Why It's Important to Know Reality, Not Just Models
In economic theory, one can calculate who bears the burden of a tax by examining the elasticity of demand and supply for the product the tax is placed on. “Elasticity” is a concept that refers to how responsive consumers and producers are to changes in price. Demand/Supply is relatively inelastic when the consumer/producer changes the quantity demanded/supplied relatively little given a change in price. Demand/Supply is relatively elastic when the consumer/producer changes the quantity demanded/supplied greatly in response to a price change. When a good is relatively inelastic, the producer can pass a large portion of a tax onto the consumer since the consumer is relatively insensitive to price changes. When a good is relatively elastic, the producer must pay some of the tax himself since the consumer is relatively sensitive to price changes.
Price elasticity is applied to the concept of international trade as a way of potentially increasing net national welfare from a tariff. If a home government passes a sufficiently small tariff and there is some elasticity to the good, then some of the tax can be passed on to foreign producers in the form of lower prices received. The net national welfare rises as those losses to the foreign manufacturers are not counted, but there is an increase in tax revenue.
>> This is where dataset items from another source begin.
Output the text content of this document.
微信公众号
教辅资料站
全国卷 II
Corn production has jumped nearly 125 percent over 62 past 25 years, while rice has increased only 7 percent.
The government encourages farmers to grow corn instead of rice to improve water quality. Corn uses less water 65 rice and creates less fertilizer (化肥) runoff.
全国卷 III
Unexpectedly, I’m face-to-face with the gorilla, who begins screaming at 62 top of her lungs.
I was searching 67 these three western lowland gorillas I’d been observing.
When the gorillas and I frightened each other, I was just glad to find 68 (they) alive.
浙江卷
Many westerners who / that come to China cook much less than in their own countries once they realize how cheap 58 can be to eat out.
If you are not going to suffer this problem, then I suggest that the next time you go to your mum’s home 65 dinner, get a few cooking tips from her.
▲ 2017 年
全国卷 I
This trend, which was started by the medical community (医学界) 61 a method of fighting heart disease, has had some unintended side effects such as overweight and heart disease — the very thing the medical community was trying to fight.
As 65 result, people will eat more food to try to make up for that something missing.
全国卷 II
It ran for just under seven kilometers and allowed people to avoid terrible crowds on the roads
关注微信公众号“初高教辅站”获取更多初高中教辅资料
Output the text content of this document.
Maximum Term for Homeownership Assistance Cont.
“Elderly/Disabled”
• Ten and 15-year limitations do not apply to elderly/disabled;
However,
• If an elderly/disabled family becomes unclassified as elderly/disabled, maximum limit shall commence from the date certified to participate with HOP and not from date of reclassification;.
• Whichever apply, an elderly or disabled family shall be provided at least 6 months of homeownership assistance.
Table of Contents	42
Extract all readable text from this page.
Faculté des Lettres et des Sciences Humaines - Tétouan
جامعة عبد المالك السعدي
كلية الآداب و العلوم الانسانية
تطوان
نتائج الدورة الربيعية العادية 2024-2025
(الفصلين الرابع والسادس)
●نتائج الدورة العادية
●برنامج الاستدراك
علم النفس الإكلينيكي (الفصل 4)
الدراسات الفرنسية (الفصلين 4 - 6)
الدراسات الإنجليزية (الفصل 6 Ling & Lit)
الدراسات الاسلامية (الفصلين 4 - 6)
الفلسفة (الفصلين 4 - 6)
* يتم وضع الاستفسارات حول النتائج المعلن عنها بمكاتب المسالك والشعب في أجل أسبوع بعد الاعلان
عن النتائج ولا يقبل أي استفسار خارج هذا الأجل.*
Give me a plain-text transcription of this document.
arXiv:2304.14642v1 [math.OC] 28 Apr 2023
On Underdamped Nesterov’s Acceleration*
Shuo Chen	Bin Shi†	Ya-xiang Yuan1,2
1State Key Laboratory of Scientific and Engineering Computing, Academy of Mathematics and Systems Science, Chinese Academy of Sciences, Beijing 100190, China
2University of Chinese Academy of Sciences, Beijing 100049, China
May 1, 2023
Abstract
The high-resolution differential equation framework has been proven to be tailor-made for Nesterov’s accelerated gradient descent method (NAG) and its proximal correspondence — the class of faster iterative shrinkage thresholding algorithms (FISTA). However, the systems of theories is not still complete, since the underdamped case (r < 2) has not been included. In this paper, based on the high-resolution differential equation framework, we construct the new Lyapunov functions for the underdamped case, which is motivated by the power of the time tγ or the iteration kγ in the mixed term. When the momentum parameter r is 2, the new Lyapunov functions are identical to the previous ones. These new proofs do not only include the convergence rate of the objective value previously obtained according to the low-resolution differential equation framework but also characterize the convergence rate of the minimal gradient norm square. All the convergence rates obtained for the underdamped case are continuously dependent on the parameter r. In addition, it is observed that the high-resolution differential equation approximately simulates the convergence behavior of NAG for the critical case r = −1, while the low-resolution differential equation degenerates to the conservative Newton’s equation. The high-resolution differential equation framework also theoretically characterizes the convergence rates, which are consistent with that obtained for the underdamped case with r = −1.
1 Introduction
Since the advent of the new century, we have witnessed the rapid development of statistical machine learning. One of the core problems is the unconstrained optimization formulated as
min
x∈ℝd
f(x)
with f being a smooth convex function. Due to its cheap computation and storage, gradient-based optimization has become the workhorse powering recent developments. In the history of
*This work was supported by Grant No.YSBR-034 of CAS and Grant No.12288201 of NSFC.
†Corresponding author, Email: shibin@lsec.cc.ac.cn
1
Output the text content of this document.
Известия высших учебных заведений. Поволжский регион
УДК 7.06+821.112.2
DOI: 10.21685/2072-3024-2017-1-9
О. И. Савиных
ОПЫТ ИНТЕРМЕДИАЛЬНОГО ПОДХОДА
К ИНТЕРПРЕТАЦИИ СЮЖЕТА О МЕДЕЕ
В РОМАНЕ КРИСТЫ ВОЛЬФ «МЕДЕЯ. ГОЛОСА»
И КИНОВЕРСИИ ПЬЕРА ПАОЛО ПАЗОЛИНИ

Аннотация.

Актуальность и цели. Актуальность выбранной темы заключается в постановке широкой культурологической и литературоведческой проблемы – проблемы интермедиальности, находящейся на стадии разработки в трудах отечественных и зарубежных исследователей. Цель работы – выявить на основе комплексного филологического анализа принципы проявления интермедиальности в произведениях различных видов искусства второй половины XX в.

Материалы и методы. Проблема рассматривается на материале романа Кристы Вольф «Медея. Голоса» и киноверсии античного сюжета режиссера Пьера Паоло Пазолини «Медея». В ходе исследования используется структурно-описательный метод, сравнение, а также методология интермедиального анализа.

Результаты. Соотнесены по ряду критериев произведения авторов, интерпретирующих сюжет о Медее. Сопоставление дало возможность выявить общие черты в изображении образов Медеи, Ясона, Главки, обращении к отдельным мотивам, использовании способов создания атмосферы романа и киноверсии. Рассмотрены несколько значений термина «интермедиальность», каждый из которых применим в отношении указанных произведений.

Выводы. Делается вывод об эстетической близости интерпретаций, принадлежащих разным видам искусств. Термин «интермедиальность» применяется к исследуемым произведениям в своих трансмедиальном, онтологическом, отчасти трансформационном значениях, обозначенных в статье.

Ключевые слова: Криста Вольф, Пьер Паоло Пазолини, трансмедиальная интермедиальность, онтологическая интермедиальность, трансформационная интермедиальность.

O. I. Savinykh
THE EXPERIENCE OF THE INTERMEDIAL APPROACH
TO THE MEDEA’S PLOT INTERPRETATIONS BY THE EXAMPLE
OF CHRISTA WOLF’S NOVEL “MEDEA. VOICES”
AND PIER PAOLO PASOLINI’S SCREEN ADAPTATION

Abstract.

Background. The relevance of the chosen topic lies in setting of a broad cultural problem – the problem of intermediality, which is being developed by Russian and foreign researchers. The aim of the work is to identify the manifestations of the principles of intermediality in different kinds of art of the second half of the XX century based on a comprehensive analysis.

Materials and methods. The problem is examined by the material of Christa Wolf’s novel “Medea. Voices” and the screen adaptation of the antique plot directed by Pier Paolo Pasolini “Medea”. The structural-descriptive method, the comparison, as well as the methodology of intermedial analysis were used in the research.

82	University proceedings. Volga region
That is what the model says. And it is a variation of this model that commentator “Doctor” Joe B* applies at Mark Perry’s blog Carpe Diem:
A tariff is paid by the seller and the buyer, and how much each pays depends on elasticity of demand.
So far the evidence is that China is eating the tariffs, through price cuts and cheaper yuan.
But Mr. B errs in his assumptions. The assumption of the model is there are no middlemen between the producer and the consumer. If there are, the tax burden would be spread out among all of them depending on their various elasticities.
In real life, few people buy directly from Chinese producers. There are all kinds of middlemen involved: shippers, importers, wholesalers, retailers. When we take into all the middlemen, we see that none of the tax is actually being passed onto Chinese producers. It’s being absorbed entirely by Americans.
Knowing the reality of what your studying will enhance the model. Ignoring the reality leads to faulty conclusions.
*I but “Doctor” in quotation marks because I know for a fact this man holds no PhD.